Até mesmo a ex-mulher conta que o marido tinha algumas obsessões, uma delas pelo ministro Alexandre de Moraes e pelo STF, tanto que publicou uma foto no plenário da Corte com frases irônicas a respeito do tribunal. “Era uma obsessão dele”, disse a ex-mulher. “Ele me deixou quase completamente louca. Todo mundo na rua dizia que eu ficaria louca. Ele só falava de política, política e política. Luiz disse que mataria Moraes e, depois disso, iria se matar.”
Exploração política do caso
Em menos de 24 horas do suicídio, integrantes do governo Lula exploraram politicamente a tragédia e se apressaram em tratar o caso como um “atentado às instituições democráticas”. O advogado-geral da União, Jorge Messias, repudiou “com veemência” os “ataques ao STF e à Câmara do Deputados”. A ministra do Planejamento, Simone Tebet, se antecipou ainda mais ao afirmar que “não há lobos solitários”. Em poucas horas, a Polícia Federal (PF) abriu um inquérito e o encaminhou ao STF. Assim, o presidente do tribunal, Luís Roberto Barroso, escolheu Moraes para ser o relator dessas investigações.

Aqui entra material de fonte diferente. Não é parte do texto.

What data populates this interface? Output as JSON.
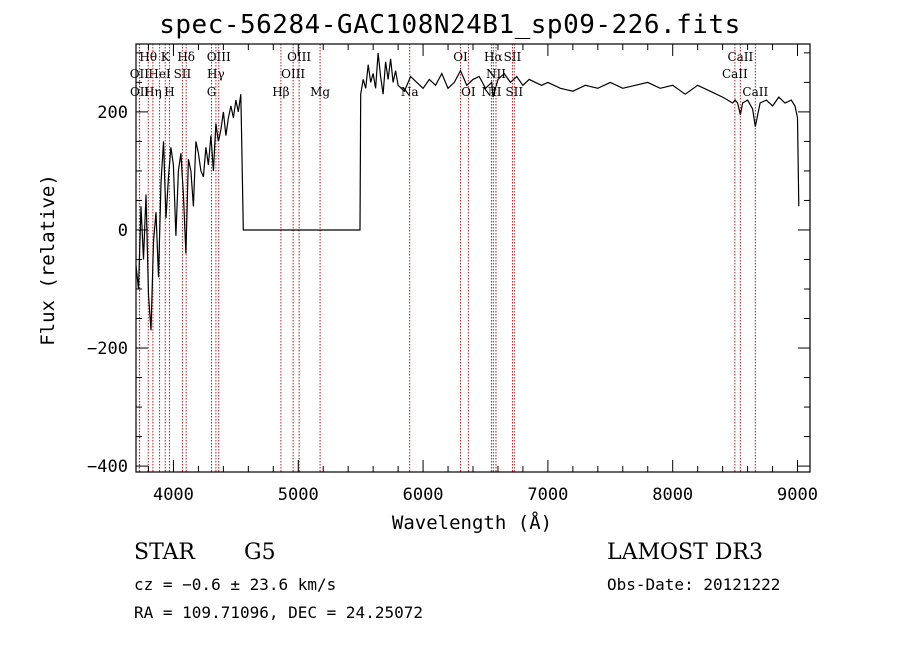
{
  "chart_data": {
    "type": "line",
    "title": "spec-56284-GAC108N24B1_sp09-226.fits",
    "xlabel": "Wavelength (Å)",
    "ylabel": "Flux (relative)",
    "xlim": [
      3700,
      9100
    ],
    "ylim": [
      -410,
      315
    ],
    "x_ticks": [
      4000,
      5000,
      6000,
      7000,
      8000,
      9000
    ],
    "x_tick_labels": [
      "4000",
      "5000",
      "6000",
      "7000",
      "8000",
      "9000"
    ],
    "y_ticks": [
      -400,
      -200,
      0,
      200
    ],
    "y_tick_labels": [
      "−400",
      "−200",
      "0",
      "200"
    ],
    "series": [
      {
        "x": [
          3700,
          3720,
          3740,
          3760,
          3780,
          3800,
          3820,
          3840,
          3860,
          3880,
          3900,
          3920,
          3940,
          3960,
          3980,
          4000,
          4020,
          4040,
          4060,
          4080,
          4100,
          4120,
          4140,
          4160,
          4180,
          4200,
          4220,
          4240,
          4260,
          4280,
          4300,
          4320,
          4340,
          4360,
          4380,
          4400,
          4420,
          4440,
          4460,
          4480,
          4500,
          4520,
          4540,
          4545,
          4560,
          5480,
          5495,
          5500,
          5520,
          5540,
          5560,
          5580,
          5600,
          5620,
          5640,
          5660,
          5680,
          5700,
          5720,
          5740,
          5760,
          5780,
          5800,
          5850,
          5900,
          5950,
          6000,
          6050,
          6100,
          6150,
          6200,
          6250,
          6300,
          6350,
          6400,
          6450,
          6500,
          6550,
          6560,
          6600,
          6650,
          6700,
          6750,
          6800,
          6850,
          6900,
          6950,
          7000,
          7100,
          7200,
          7300,
          7400,
          7500,
          7600,
          7700,
          7800,
          7900,
          8000,
          8100,
          8200,
          8300,
          8400,
          8480,
          8500,
          8520,
          8542,
          8560,
          8600,
          8640,
          8662,
          8700,
          8750,
          8800,
          8850,
          8900,
          8950,
          8980,
          9000,
          9010
        ],
        "y": [
          -60,
          -100,
          40,
          -50,
          60,
          -110,
          -170,
          -20,
          30,
          -80,
          80,
          150,
          20,
          90,
          140,
          110,
          -10,
          100,
          130,
          60,
          -40,
          120,
          100,
          40,
          150,
          130,
          100,
          90,
          140,
          110,
          160,
          100,
          180,
          150,
          170,
          200,
          160,
          190,
          210,
          190,
          220,
          200,
          230,
          170,
          0,
          0,
          0,
          230,
          255,
          240,
          280,
          250,
          265,
          240,
          300,
          260,
          230,
          285,
          255,
          290,
          250,
          270,
          245,
          235,
          260,
          250,
          240,
          255,
          245,
          265,
          240,
          250,
          270,
          245,
          255,
          260,
          240,
          250,
          225,
          255,
          265,
          250,
          260,
          245,
          255,
          250,
          245,
          250,
          240,
          235,
          245,
          240,
          250,
          240,
          245,
          250,
          240,
          245,
          230,
          245,
          235,
          225,
          215,
          220,
          215,
          195,
          215,
          220,
          205,
          175,
          215,
          220,
          210,
          225,
          215,
          220,
          210,
          190,
          40
        ]
      }
    ],
    "lines": [
      {
        "label": "Hθ",
        "x": 3798,
        "row": 0
      },
      {
        "label": "K",
        "x": 3934,
        "row": 0
      },
      {
        "label": "Hδ",
        "x": 4102,
        "row": 0
      },
      {
        "label": "OIII",
        "x": 4363,
        "row": 0
      },
      {
        "label": "OIII",
        "x": 5007,
        "row": 0
      },
      {
        "label": "OI",
        "x": 6300,
        "row": 0
      },
      {
        "label": "Hα",
        "x": 6563,
        "row": 0
      },
      {
        "label": "SII",
        "x": 6716,
        "row": 0
      },
      {
        "label": "CaII",
        "x": 8542,
        "row": 0
      },
      {
        "label": "OII",
        "x": 3727,
        "row": 1
      },
      {
        "label": "HeI",
        "x": 3889,
        "row": 1
      },
      {
        "label": "SII",
        "x": 4072,
        "row": 1
      },
      {
        "label": "Hγ",
        "x": 4340,
        "row": 1
      },
      {
        "label": "OIII",
        "x": 4959,
        "row": 1
      },
      {
        "label": "NII",
        "x": 6584,
        "row": 1
      },
      {
        "label": "CaII",
        "x": 8498,
        "row": 1
      },
      {
        "label": "OII",
        "x": 3729,
        "row": 2
      },
      {
        "label": "Hη",
        "x": 3835,
        "row": 2
      },
      {
        "label": "H",
        "x": 3968,
        "row": 2
      },
      {
        "label": "G",
        "x": 4305,
        "row": 2
      },
      {
        "label": "Hβ",
        "x": 4861,
        "row": 2
      },
      {
        "label": "Mg",
        "x": 5175,
        "row": 2
      },
      {
        "label": "Na",
        "x": 5893,
        "row": 2
      },
      {
        "label": "OI",
        "x": 6363,
        "row": 2
      },
      {
        "label": "NII",
        "x": 6548,
        "row": 2
      },
      {
        "label": "SII",
        "x": 6731,
        "row": 2
      },
      {
        "label": "CaII",
        "x": 8662,
        "row": 2
      }
    ],
    "colors": {
      "data": "#000000",
      "lines": "#b22222",
      "axis": "#000000"
    }
  },
  "info": {
    "class_label": "STAR",
    "subclass_label": "G5",
    "cz_text": "cz = −0.6 ± 23.6 km/s",
    "coords_text": "RA = 109.71096, DEC =  24.25072",
    "survey_text": "LAMOST DR3",
    "obs_date_text": "Obs-Date: 20121222"
  }
}
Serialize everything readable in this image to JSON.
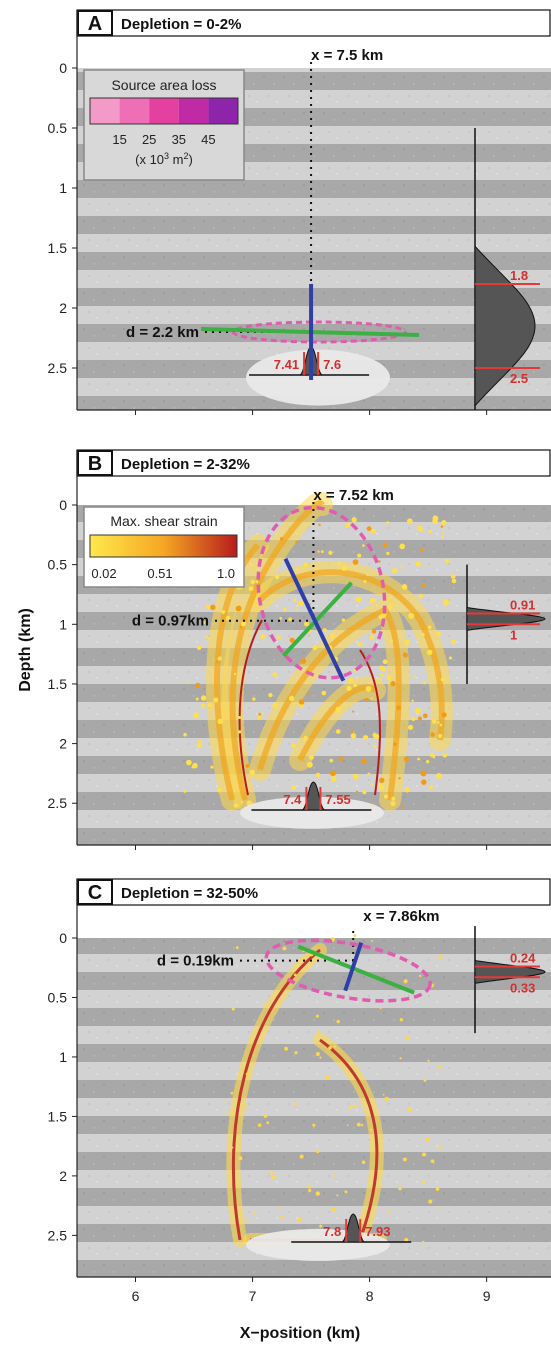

Na manhã da quinta-feira 14, o diretor-geral da PF, Andrei Rodrigues, deu uma entrevista coletiva na sede da corporação. Segundo Rodrigues, uma das linhas de investigação é “terrorismo” e ligações com o 8 de janeiro. Aliado de Moraes e de Lula, Rodrigues também aproveitou para defender a regulamentação das redes sociais. “Eles vão para as redes sociais que, hoje, são território de ninguém, e publicam as barbaridades que acham que podem publicar impunemente”, disse. “Precisamos regulamentar as redes.” Discursos semelhantes vieram de ministros do STF. Barroso afirmou que o STF resistirá a quaisquer “ímpetos autoritários”, enquanto Gilmar Mendes dedicou sua fala para culpabilizar Bolsonaro por estimular o “extremismo” no país.
A Barroso e Mendes juntou-se Moraes, que criticou a anistia aos condenados do 8 de janeiro. Ministros do STF também fizeram chegar ao Parlamento o recado de que não admitirão que o assunto seja discutido outra vez. “Não existe possibilidade de pacificação com anistia a criminosos”, declarou Moraes, que finge desconhecer que justamente as concessões de anistia solucionaram inúmeros problemas políticos que marcaram a história do Brasil. Ao negarem o benefício, Moraes e os ministros esquecem que quem é contra esse tipo de perdão jamais vai ser perdoado um dia.